The gradient of superposition of kernels centered at each data point is equivalent to convolving the data points with gradient of the kernel.

Instead of convolving with gaussian kernel,we can convolve with gradient of gaussian kernel.

\begin{eqnarray*} k(X) = C exp\Big(-\frac{x^2+y^2}{2*h}\Big) \\ \nabla k(X) = \Big[-\frac{x}{h}*k(x) ; -\frac{y}{h}*k(x) \Big] \end{eqnarray*} Thus given a intial point ${X}$ ,we estimate the value at ${X}$ using the kernels $-\frac{x}{h}*k(x)$ and $-\frac{x}{h}*k(x)$ which gives us the direction of gradient at the point $X$

Since we do not actually estimate the PDF at a point,but estimate the gradient of PDF each time during the mean shift iteration we need to take a step in direction of mean shift vector,in the earlier case ,we used the scale the gradient by the estimated PDF values to obtained a normalized measure.

However in the present case we do not adaptively change the step size but take a step of fixed size in direction of the gradient.

This still incorporates some adaptive behavior,since mean shift vector magnitude depends on the gradient magnitude.

If gradient magnitude is large,step size take will be large else step take will be small and refined ,near the maximum.

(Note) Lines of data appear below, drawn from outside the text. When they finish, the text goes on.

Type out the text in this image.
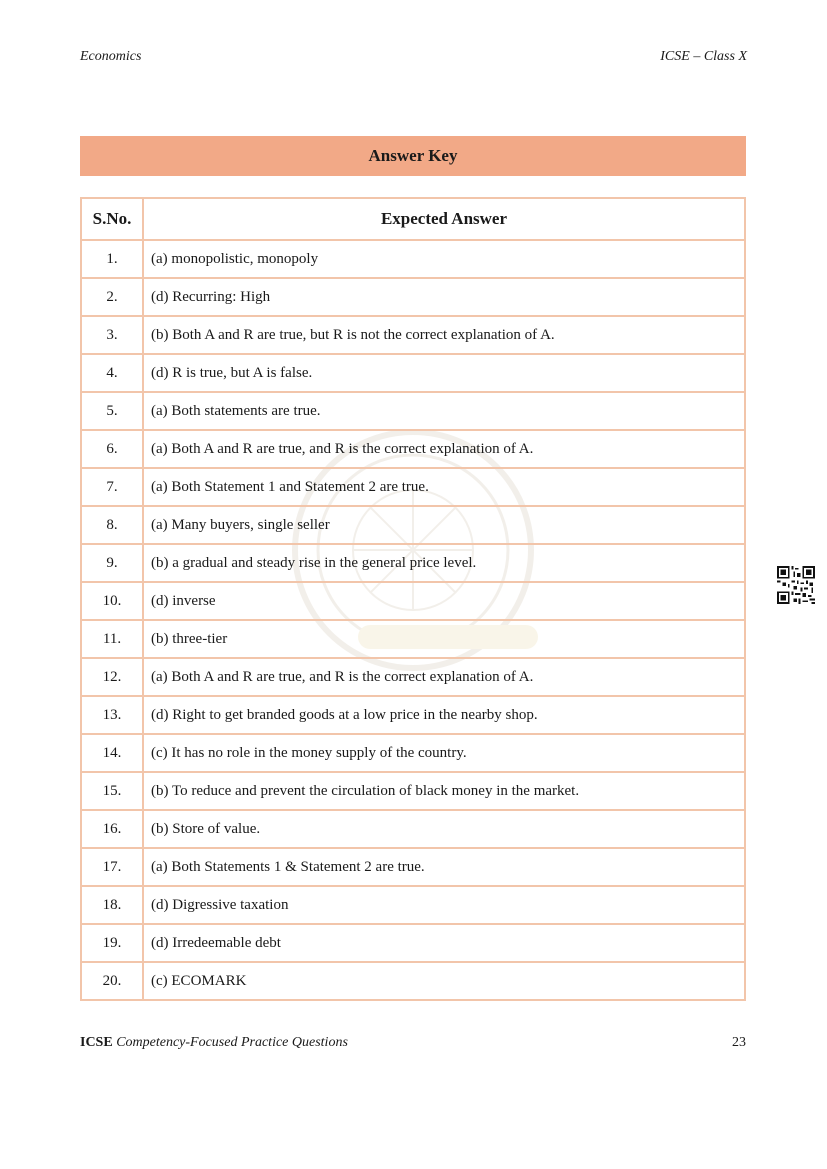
Economics	ICSE – Class X
Answer Key
S.No.	Expected Answer
1.	(a) monopolistic, monopoly
2.	(d) Recurring: High
3.	(b) Both A and R are true, but R is not the correct explanation of A.
4.	(d) R is true, but A is false.
5.	(a) Both statements are true.
6.	(a) Both A and R are true, and R is the correct explanation of A.
7.	(a) Both Statement 1 and Statement 2 are true.
8.	(a) Many buyers, single seller
9.	(b) a gradual and steady rise in the general price level.
10.	(d) inverse
11.	(b) three-tier
12.	(a) Both A and R are true, and R is the correct explanation of A.
13.	(d) Right to get branded goods at a low price in the nearby shop.
14.	(c) It has no role in the money supply of the country.
15.	(b) To reduce and prevent the circulation of black money in the market.
16.	(b) Store of value.
17.	(a) Both Statements 1 & Statement 2 are true.
18.	(d) Digressive taxation
19.	(d) Irredeemable debt
20.	(c) ECOMARK
ICSE Competency-Focused Practice Questions	23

video of mean shift algorithm using gradient estimates is shown in


This iterative algorithm is a standard gradient descent algorithm and the convergence is guranteed for infinately small step size.

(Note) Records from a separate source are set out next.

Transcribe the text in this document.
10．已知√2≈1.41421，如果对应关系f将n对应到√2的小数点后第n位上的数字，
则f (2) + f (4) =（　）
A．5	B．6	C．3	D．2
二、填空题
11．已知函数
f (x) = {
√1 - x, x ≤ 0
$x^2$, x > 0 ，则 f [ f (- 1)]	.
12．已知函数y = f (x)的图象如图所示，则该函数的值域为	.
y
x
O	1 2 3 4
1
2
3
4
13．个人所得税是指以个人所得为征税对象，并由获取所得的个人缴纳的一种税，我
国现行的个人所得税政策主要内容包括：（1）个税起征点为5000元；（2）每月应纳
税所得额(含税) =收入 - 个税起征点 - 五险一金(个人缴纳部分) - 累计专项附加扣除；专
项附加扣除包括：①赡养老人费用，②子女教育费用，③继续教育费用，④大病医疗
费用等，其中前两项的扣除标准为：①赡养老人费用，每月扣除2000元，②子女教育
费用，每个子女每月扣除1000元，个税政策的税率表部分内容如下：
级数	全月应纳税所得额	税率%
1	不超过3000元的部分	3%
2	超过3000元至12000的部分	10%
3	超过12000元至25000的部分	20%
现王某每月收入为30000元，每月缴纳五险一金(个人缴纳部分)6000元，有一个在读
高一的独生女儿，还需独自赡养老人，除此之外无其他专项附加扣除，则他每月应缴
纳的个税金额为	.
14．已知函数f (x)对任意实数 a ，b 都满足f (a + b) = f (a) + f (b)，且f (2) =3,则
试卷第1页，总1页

Since the algorithm depends on kernel density estimate, the bandwith of kernel will play a important role in mean shift algorithm as well.

Local Maxima

If we reach a region,where local density is flat or we have reached a local maximum.The algorithm will terminate.

this is a problem in case of all algorithms trying to reach a global maximum.The animation for the same is shown in
original PDF
Mean shift
fig:image6

Code

The Code is written in matlab and available in repository https://github.com/pi19404/m19404/tree/master/meanshift the file mean_shift.m is the main file.The file kgde2 implements kernel density estimator using bivariate gaussian windows for 2D distributions.The file kgde2x implements estimation of gradient on KDE .The dim parameter decides the computation of gradient along x and y directions.